Początek książki jest bardzo rozwleczony i miejscami nudnawy, fabuła rusza z kopyta dopiero w momencie pojawienia się na horyzoncie utraconej przez bohatera dziewczyny, a i to nie daje poczucia ruszenia z historią do przodu.
Główny bohater ma problemy z ojcem alkoholikiem, boryka się z potężnym uczuciem odrzucenia. Skrzywdzony jako małe dziecko, przeżywa śmierć matki i chorobę ojca, w późniejszym czasie dąży do autodestrukcji i zapomnienia. Niestety, ten ważny aspekt, autorka potraktowała dość infantylnie. Nie skupiła się na problemach, które stanowiły solidne podwaliny zachowania Aleksa, ale zaledwie je musnęła i summa summarum wyjaśniła jednym zdaniem.
Problemy Kayli, natomiast, potraktowano tu nieco po macoszemu. Autorka bardzo szybko połączyła parę, w zasadzie bagatelizując potężne problemy dziewczyny, które wynikały z odniesionych przez nią ran.

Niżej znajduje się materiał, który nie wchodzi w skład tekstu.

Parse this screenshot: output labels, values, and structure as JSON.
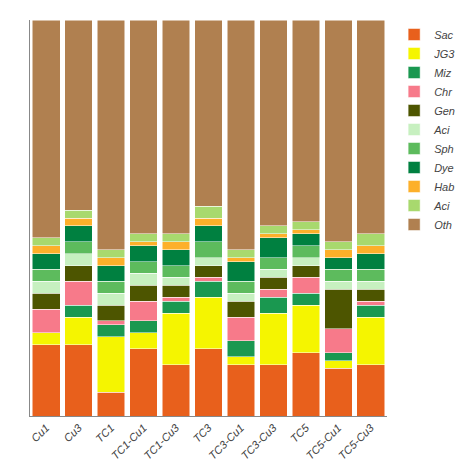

Błyskawicznie wprowadziła Aleksa w jej życie, nie dając szans czytelnikowi na dogłębne zapoznanie się z pewnymi faktami. Wyglądało to trochę tak, jakby miłość była doskonałym remedium na całe zło tego świata i lekarstwem na wszystko.
Najbardziej przykro było mi kiedy czytałam zakończenie. Wygląda to tak, jakby autorka się spieszyła i bardzo chciała zakończyć tę historię. Wyjaśnia sprawy połowicznie. Nie wskazuje problemów, jedynie podsumowuje i zakańcza historię właściwie w kilku zdaniach.
Jest tu też coś dla wielbicielek cytatów. I motywujących i tych, mówiących o miłości i przywiązaniu. Tekst jest nimi przesycony, więc śmiało można się do nich stosować.